Traditionnellement, les électeurs de gauche déclarent un niveau de bonheur et de satisfaction dans la vie plus faible que les électeurs de droite. Cette différence s’observe bien dans les années 1970, comme le montre la figure 5 : sur une échelle de 1 à 4, les individus se déclarant à droite (7-8) déclarent en moyenne près d’un demi-point de bonheur de plus que les individus d’extrême gauche (1-2).
Il n’y a là rien d’étonnant si l’on admet que la droite est globalement plus conservatrice et la gauche transformatrice ou révolutionnaire: les électeurs de droite, socialement plus favorisés, sont plus satisfaits du monde tel qu’il est, et, partant, plus attachés à le conserver en l’état, tandis que les électeurs de gauche, qui en sont moins heureux, ont davantage la volonté de le transformer. Une précédente étude a ainsi montré, au niveau mondial, que les individus heureux ont davantage tendance à s’identifier à des partis conservateurs (Flavin & Pacek 2014).

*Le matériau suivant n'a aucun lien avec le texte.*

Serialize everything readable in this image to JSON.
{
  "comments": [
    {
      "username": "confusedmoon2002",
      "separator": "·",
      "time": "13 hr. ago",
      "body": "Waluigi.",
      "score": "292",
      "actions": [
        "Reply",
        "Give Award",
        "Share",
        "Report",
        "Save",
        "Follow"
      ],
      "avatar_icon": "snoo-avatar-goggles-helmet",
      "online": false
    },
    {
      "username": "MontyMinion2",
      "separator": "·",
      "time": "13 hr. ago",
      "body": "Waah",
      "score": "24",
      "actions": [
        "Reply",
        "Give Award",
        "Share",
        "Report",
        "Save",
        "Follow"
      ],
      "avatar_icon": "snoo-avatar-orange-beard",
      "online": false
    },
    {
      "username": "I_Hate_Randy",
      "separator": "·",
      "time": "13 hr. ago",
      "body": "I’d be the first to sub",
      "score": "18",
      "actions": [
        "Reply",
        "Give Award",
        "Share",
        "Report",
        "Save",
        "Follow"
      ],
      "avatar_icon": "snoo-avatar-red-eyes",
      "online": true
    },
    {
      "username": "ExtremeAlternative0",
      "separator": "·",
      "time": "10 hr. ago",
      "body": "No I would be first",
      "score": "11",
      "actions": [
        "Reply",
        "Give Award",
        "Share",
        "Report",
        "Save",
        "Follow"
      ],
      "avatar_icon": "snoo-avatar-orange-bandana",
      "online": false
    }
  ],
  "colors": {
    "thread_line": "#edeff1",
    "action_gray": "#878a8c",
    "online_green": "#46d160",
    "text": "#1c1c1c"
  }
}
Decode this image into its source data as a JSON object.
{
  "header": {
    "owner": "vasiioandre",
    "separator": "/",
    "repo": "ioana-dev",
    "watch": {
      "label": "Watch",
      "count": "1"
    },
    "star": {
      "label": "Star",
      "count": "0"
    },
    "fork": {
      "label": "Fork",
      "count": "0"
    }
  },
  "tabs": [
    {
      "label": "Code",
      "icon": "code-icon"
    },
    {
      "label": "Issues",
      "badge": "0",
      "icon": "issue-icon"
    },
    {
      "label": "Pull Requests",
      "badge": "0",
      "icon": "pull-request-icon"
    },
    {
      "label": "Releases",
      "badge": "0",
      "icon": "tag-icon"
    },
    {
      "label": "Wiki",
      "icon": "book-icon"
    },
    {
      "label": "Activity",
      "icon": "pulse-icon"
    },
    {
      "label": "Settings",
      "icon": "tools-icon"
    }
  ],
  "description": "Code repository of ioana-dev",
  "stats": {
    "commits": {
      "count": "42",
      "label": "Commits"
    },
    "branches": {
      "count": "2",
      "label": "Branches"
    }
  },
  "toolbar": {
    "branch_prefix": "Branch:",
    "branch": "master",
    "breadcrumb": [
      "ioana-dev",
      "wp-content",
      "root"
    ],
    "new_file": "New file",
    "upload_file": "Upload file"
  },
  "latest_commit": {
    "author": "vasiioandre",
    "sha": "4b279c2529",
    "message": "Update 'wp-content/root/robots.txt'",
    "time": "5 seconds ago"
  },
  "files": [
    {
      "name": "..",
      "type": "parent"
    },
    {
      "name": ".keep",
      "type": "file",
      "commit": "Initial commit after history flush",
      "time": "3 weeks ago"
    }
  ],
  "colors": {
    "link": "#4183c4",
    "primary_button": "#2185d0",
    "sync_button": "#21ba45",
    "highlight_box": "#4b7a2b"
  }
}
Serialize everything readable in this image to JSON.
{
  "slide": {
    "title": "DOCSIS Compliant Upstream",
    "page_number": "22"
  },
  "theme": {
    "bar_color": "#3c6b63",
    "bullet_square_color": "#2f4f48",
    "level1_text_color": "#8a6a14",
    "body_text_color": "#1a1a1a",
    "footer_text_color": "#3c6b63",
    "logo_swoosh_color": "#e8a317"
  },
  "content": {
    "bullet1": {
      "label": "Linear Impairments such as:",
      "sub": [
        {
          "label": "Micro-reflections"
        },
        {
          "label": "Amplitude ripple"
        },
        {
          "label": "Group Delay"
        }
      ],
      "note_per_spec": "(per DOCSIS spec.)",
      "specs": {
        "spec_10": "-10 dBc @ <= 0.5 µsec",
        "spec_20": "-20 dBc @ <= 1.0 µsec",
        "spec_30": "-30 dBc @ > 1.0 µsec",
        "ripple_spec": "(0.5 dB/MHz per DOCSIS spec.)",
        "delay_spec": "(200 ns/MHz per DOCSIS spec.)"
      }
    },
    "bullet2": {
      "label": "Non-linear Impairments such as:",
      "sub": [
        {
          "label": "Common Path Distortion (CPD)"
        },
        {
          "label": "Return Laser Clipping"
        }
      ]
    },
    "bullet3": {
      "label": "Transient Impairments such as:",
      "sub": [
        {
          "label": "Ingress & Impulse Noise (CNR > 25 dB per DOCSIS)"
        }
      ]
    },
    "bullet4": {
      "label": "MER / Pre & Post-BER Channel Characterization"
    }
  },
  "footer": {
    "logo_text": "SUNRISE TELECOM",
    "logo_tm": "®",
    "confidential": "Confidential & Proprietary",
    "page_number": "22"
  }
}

Si cet écart existe bien en France, il s’est pourtant considérablement réduit au cours des dernières décennies. Une première convergence s’opère dès l’élection de François Mitterrand au début des années 1980, puis le processus s’accélère fortement à partir de la crise de 2008, avec l’arrivée de Nicolas Sarkozy, puis de François Hollande au pouvoir. Alors même que le niveau de satisfaction dans la vie augmente en moyenne au France, il stagne pour les individus se déclarant à l’extrême droite, tandis que l’extrême-gauche se compose de plus en plus d’individus heureux relativement au reste de la société, tout au long de la période.
Soulignons ici que les individus étudiés varient d’une période à l’autre, ces changements dans la structure du bien-être mettant donc en évidence l’existence d’une double recomposition électorale. D’une part, l’extrême gauche capte de plus en plus d’individus satisfaits de leur vie, à tel point qu’en 2015-2016, elle comble l’écart qui la sépare de la droite traditionnelle pour atteindre le même niveau de bonheur. D’autre part, l’extrême droite décroche au début des années 2010, de telle sorte qu’elle affiche une satisfaction moyenne inférieure aux autres partis de 0,2 points sur les deux dernières années.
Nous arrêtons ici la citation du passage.